Amiante dans les bâtiments : nouvelle alerte du Haut Conseil de la santé publique
Dans un avis publié le 21 janvier 2025, le Haut Conseil de la santé publique recommande d’abaisser la valeur seuil de déclenchement des travaux de confinement ou de retrait de l’amiante. Une mesure de protection déjà formulée dix ans auparavant.

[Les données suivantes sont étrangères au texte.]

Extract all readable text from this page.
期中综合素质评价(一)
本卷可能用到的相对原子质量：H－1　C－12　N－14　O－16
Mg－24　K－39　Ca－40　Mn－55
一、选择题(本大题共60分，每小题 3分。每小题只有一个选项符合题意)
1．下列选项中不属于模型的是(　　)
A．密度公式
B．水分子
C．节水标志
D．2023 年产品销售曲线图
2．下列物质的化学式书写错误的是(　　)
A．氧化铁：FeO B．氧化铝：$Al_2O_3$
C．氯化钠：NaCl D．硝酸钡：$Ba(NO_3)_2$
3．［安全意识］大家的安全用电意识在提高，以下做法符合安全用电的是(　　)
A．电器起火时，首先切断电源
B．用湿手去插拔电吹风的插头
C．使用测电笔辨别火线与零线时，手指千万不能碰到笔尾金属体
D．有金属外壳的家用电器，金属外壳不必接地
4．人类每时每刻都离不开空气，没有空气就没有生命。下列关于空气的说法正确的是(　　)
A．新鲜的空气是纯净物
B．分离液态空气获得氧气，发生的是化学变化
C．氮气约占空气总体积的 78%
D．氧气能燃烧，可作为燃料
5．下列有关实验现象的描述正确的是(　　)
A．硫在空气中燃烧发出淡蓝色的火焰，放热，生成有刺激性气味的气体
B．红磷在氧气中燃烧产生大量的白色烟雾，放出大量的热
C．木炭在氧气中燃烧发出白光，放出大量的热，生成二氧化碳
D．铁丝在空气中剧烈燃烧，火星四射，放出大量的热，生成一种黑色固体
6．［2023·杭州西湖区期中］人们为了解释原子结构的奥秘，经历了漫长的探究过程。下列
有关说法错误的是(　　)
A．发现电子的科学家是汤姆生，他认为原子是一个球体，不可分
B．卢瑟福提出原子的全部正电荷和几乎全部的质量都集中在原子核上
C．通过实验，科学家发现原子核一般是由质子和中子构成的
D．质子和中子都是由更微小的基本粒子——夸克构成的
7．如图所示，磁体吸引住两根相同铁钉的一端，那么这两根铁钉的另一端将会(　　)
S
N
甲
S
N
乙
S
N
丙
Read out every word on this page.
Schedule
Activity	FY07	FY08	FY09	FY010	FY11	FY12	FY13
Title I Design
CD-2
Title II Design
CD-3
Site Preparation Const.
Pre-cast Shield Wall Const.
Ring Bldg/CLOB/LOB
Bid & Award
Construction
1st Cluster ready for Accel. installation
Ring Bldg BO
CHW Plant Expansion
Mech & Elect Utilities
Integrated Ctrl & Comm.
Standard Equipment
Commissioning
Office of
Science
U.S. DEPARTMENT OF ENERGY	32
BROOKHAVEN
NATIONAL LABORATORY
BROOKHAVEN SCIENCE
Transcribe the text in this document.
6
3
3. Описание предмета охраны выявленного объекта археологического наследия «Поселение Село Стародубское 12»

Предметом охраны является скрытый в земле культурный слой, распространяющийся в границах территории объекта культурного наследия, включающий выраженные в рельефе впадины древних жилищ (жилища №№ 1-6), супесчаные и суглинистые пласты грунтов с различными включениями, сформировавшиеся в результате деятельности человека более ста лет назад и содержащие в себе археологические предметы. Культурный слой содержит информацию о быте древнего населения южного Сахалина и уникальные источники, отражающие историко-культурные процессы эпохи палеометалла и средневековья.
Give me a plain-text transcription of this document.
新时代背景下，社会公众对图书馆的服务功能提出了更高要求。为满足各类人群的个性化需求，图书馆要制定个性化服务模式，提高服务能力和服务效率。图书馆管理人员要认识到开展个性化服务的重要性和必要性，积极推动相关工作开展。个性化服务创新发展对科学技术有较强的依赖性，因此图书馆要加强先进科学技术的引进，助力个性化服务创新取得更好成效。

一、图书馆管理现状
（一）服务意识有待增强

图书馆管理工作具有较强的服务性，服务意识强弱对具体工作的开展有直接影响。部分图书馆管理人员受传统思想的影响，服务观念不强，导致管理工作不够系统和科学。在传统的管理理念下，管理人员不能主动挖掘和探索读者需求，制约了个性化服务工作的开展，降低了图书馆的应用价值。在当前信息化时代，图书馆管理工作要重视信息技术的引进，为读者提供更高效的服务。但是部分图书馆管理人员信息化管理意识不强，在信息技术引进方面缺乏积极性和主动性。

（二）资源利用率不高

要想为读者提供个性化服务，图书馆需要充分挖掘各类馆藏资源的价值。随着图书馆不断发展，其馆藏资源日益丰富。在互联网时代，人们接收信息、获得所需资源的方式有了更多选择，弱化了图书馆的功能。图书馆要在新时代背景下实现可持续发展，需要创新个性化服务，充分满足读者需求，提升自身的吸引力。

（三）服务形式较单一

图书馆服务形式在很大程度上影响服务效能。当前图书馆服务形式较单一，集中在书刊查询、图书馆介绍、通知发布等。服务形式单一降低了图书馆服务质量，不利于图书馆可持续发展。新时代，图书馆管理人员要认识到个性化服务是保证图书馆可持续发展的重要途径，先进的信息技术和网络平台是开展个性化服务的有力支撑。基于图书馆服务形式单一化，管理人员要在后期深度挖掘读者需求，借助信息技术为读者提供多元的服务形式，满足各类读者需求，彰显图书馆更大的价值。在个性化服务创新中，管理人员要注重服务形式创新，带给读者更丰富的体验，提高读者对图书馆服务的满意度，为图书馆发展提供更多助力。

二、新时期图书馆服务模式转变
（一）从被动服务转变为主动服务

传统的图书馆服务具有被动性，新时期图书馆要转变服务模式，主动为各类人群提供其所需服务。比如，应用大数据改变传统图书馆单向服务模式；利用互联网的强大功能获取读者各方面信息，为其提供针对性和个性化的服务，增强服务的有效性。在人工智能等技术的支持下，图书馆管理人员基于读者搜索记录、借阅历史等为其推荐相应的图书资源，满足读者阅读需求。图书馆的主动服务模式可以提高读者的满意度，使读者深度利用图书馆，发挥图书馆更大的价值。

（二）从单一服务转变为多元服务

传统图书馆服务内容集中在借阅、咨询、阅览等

Pour assurer la protection des populations vivant ou intervenant dans des bâtiments contenant de l’amiante, il faut abaisser la valeur de déclenchement des travaux de désamiantage ou d’encapsulage à deux fibres par litre contre cinq actuellement : ce sont les toutes dernières recommandations du Haut Conseil de la santé publique (HCSP). Publiées ce 21 janvier 2025, ces recommandations confirment celles que le HCSP avait émises en… 2014, soit il y a plus de 10 ans !
« Actuellement des personnes vivant ou intervenant dans des bâtiments amiantés ne sont pas protégées comme elles devraient l’être », alerte l’Association nationale de défense des victimes de l’amiante (Andeva) dans une lettre adressée au ministre de la Santé, Yannick Neuder, dès le 22 janvier 2025, en réaction à la publication de l’avis. Car s’ils sont peu connus du grand public, ces seuils sont régulièrement convoqués : « Après la catastrophe de Lubrizol en septembre 2019, les autorités se sont empressées de mentionner cette limite de 5 fibres pour dire qu’il n’y avait pas de danger, signale Alain Bobbio de l’Andeva. La réaction est comparable dans les écoles, lorsque les parents se mobilisent pour protéger leurs enfants. »
« Ce seuil [de 5 f/L] avait été établi sur la base de la mesure du bruit de fond en fibres d’amiante réalisée dans les années 70 en agglomération parisienne », détaille le HCSP. Soit 20 ans avant l’interdiction du matériau, à une époque où circulaient dans la capitale des voitures munies de freins et systèmes d’embrayage contenant de l’amiante… Actuellement en cours de réactualisation, « le fond de pollution en amiante de l’agglomération parisienne a diminué au cours du temps. En 2012, il était évalué à 0,08 f/L », signale le HCSP. « Et depuis 2014, ce bruit de fond a encore diminué », ajoute Alain Bobbio.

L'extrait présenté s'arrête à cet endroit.